Но что это за штука, которую назвали словом «сознание»? Для внешнего взгляда, если такой представить, — это некая метка, которой отмечен путь, один из возможных. А для собственного, если так можно сказать, взгляда, или с собственной точки зрения, это — фонарик, освещающий путь. И этот путь оказывается — кажется — единственным. И кто ответит — там метка и свет фонаря, где путь, — или там путь, где свет фонаря и метка?
Еще это как бы кончик карандаша, точка, ведущая линию, — кончик карандаша, который рисует себя и сам собой нарисован, и вокруг него ничего нет, кроме этой линии, которую он рисует, — или это еще что-нибудь, не знаю что, — какой-то лабардан, если одним словом, — маленький лабардан, если двумя.
И вот образовалась картина, где маленький кубик — атом — собственным существованием ведет свою линию в объемлющем мире. Но такую же линию — вспомним картину, нарисованную прежде, — ведут короткоживущие и долгоживущие частицы, и не уничтожающаяся плюс-минус пара, и свою линию ведет названный так закон силы, происходящий из закона случая.
И каждая линия — даже та, которую ведет атом, — запомним это — по сути своей является пучком линий, оставляющим возможность дальнейшего выбора из вариантов.
146
Двое шли по коридорам лабиринта, по пути, отмеченному жирными стрелками с поперечной черточкой на конце. Они шли неизвестно сколько времени и остановились вдруг у места, где другая стрелка, такая же жирная, уводила под углом в сторону. Это был перекресток.
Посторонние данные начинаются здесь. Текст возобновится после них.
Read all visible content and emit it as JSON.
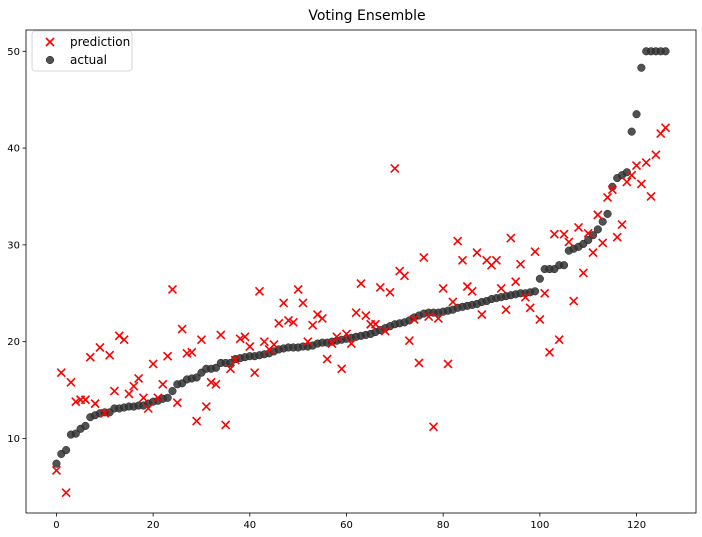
{
  "chart_data": {
    "type": "scatter",
    "title": "Voting Ensemble",
    "xlabel": "",
    "ylabel": "",
    "xlim": [
      -6.3,
      132.3
    ],
    "ylim": [
      2.3,
      52.2
    ],
    "xticks": [
      0,
      20,
      40,
      60,
      80,
      100,
      120
    ],
    "yticks": [
      10,
      20,
      30,
      40,
      50
    ],
    "grid": false,
    "legend_position": "top-left",
    "series": [
      {
        "name": "prediction",
        "marker": "x",
        "color": "#ff0000",
        "x": [
          0,
          1,
          2,
          3,
          4,
          5,
          6,
          7,
          8,
          9,
          10,
          11,
          12,
          13,
          14,
          15,
          16,
          17,
          18,
          19,
          20,
          21,
          22,
          23,
          24,
          25,
          26,
          27,
          28,
          29,
          30,
          31,
          32,
          33,
          34,
          35,
          36,
          37,
          38,
          39,
          40,
          41,
          42,
          43,
          44,
          45,
          46,
          47,
          48,
          49,
          50,
          51,
          52,
          53,
          54,
          55,
          56,
          57,
          58,
          59,
          60,
          61,
          62,
          63,
          64,
          65,
          66,
          67,
          68,
          69,
          70,
          71,
          72,
          73,
          74,
          75,
          76,
          77,
          78,
          79,
          80,
          81,
          82,
          83,
          84,
          85,
          86,
          87,
          88,
          89,
          90,
          91,
          92,
          93,
          94,
          95,
          96,
          97,
          98,
          99,
          100,
          101,
          102,
          103,
          104,
          105,
          106,
          107,
          108,
          109,
          110,
          111,
          112,
          113,
          114,
          115,
          116,
          117,
          118,
          119,
          120,
          121,
          122,
          123,
          124,
          125,
          126
        ],
        "y": [
          6.7,
          16.8,
          4.4,
          15.8,
          13.8,
          14.0,
          14.0,
          18.4,
          13.6,
          19.4,
          12.6,
          18.6,
          14.9,
          20.6,
          20.2,
          14.6,
          15.4,
          16.2,
          14.2,
          13.1,
          17.7,
          14.2,
          15.6,
          18.5,
          25.4,
          13.7,
          21.3,
          18.8,
          18.9,
          11.8,
          20.2,
          13.3,
          15.8,
          15.6,
          20.7,
          11.4,
          17.2,
          18.1,
          20.3,
          20.5,
          19.5,
          16.8,
          25.2,
          20.0,
          19.2,
          19.7,
          21.9,
          24.0,
          22.2,
          22.0,
          25.4,
          24.0,
          20.0,
          21.7,
          22.8,
          22.4,
          18.2,
          19.8,
          20.5,
          17.2,
          20.8,
          19.8,
          23.0,
          26.0,
          22.7,
          21.8,
          21.8,
          25.6,
          21.1,
          25.1,
          37.9,
          27.3,
          26.8,
          20.1,
          22.3,
          17.8,
          28.7,
          22.6,
          11.2,
          22.4,
          25.5,
          17.7,
          24.1,
          30.4,
          28.4,
          25.7,
          25.2,
          29.2,
          22.8,
          28.4,
          27.9,
          28.4,
          25.5,
          23.3,
          30.7,
          26.2,
          28.0,
          24.6,
          23.5,
          29.3,
          22.3,
          25.0,
          18.9,
          31.1,
          20.2,
          31.1,
          30.3,
          24.2,
          31.8,
          27.1,
          31.2,
          29.2,
          33.1,
          30.2,
          34.9,
          35.7,
          30.8,
          32.1,
          36.5,
          37.2,
          38.2,
          36.3,
          38.5,
          35.0,
          39.3,
          41.5,
          42.1
        ]
      },
      {
        "name": "actual",
        "marker": "o",
        "color": "#333333",
        "x": [
          0,
          1,
          2,
          3,
          4,
          5,
          6,
          7,
          8,
          9,
          10,
          11,
          12,
          13,
          14,
          15,
          16,
          17,
          18,
          19,
          20,
          21,
          22,
          23,
          24,
          25,
          26,
          27,
          28,
          29,
          30,
          31,
          32,
          33,
          34,
          35,
          36,
          37,
          38,
          39,
          40,
          41,
          42,
          43,
          44,
          45,
          46,
          47,
          48,
          49,
          50,
          51,
          52,
          53,
          54,
          55,
          56,
          57,
          58,
          59,
          60,
          61,
          62,
          63,
          64,
          65,
          66,
          67,
          68,
          69,
          70,
          71,
          72,
          73,
          74,
          75,
          76,
          77,
          78,
          79,
          80,
          81,
          82,
          83,
          84,
          85,
          86,
          87,
          88,
          89,
          90,
          91,
          92,
          93,
          94,
          95,
          96,
          97,
          98,
          99,
          100,
          101,
          102,
          103,
          104,
          105,
          106,
          107,
          108,
          109,
          110,
          111,
          112,
          113,
          114,
          115,
          116,
          117,
          118,
          119,
          120,
          121,
          122,
          123,
          124,
          125,
          126
        ],
        "y": [
          7.4,
          8.4,
          8.8,
          10.4,
          10.5,
          11.0,
          11.3,
          12.2,
          12.4,
          12.6,
          12.7,
          12.7,
          13.1,
          13.1,
          13.2,
          13.3,
          13.3,
          13.4,
          13.4,
          13.6,
          13.8,
          13.9,
          14.1,
          14.2,
          14.9,
          15.6,
          15.7,
          16.1,
          16.2,
          16.3,
          16.8,
          17.2,
          17.2,
          17.3,
          17.8,
          17.8,
          17.8,
          18.2,
          18.3,
          18.4,
          18.5,
          18.5,
          18.6,
          18.7,
          18.8,
          19.0,
          19.2,
          19.3,
          19.4,
          19.4,
          19.4,
          19.5,
          19.5,
          19.6,
          19.8,
          19.9,
          19.9,
          20.0,
          20.1,
          20.2,
          20.3,
          20.4,
          20.5,
          20.6,
          20.7,
          20.8,
          21.0,
          21.2,
          21.4,
          21.6,
          21.8,
          21.9,
          22.0,
          22.2,
          22.5,
          22.7,
          22.9,
          23.0,
          23.0,
          23.0,
          23.1,
          23.2,
          23.3,
          23.5,
          23.6,
          23.7,
          23.8,
          23.9,
          24.1,
          24.2,
          24.4,
          24.5,
          24.6,
          24.7,
          24.8,
          24.9,
          25.0,
          25.0,
          25.1,
          25.2,
          26.5,
          27.5,
          27.5,
          27.5,
          27.9,
          27.9,
          29.4,
          29.6,
          29.8,
          30.1,
          30.5,
          31.0,
          31.6,
          32.4,
          33.2,
          36.0,
          36.9,
          37.2,
          37.5,
          41.7,
          43.5,
          48.3,
          50.0,
          50.0,
          50.0,
          50.0,
          50.0
        ]
      }
    ]
  }
}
— Есть сомнения, — сказал Эф третий, — потому ли пути мы идем.
Стены главного коридора были выложены глянцевой плиткой. Узор из красных и белых грибов шел полосой над полом — большой красный, маленький белый, маленький белый, большой красный, потом наоборот. Поперечный коридор был проще — с кирпичными стенами и земляным полом. Еще один коридор был в пятую сторону — короткий тупик.
Они зашли туда и сели на пол, подложив под себя одеяла.
Около места, где сидели, была ниша в стене, а в нише — кувшин с водой и лепешка.
«Однако, кормят, — подумал третий, — хотя, где вино? Круг сыра? Кольцо колбасы?»
— Мы могли оказаться с самого начала не у той стрелки, — сказал он, разламывая лепешку на две части.
— У наших стрелок поперечина была под прямым углом, а у этой она идет наискось, — сказал человек Ю.
— Я помню это, но могу ли я быть уверенным, что помню правильно? — возразил третий. — Даже если ты помнишь то же самое, — добавил он, помедлив. — К тому же не следует исключать возможность того, что такими же стрелками может быть обозначен совсем другой путь.
— Мне казалось, что ты не привык сомневаться, — сказал человек.
— Только не в этих коридорах, — сказал третий. — И только не в отношении тебя. И давай, кстати, еще раз сравним наши телесные знаки.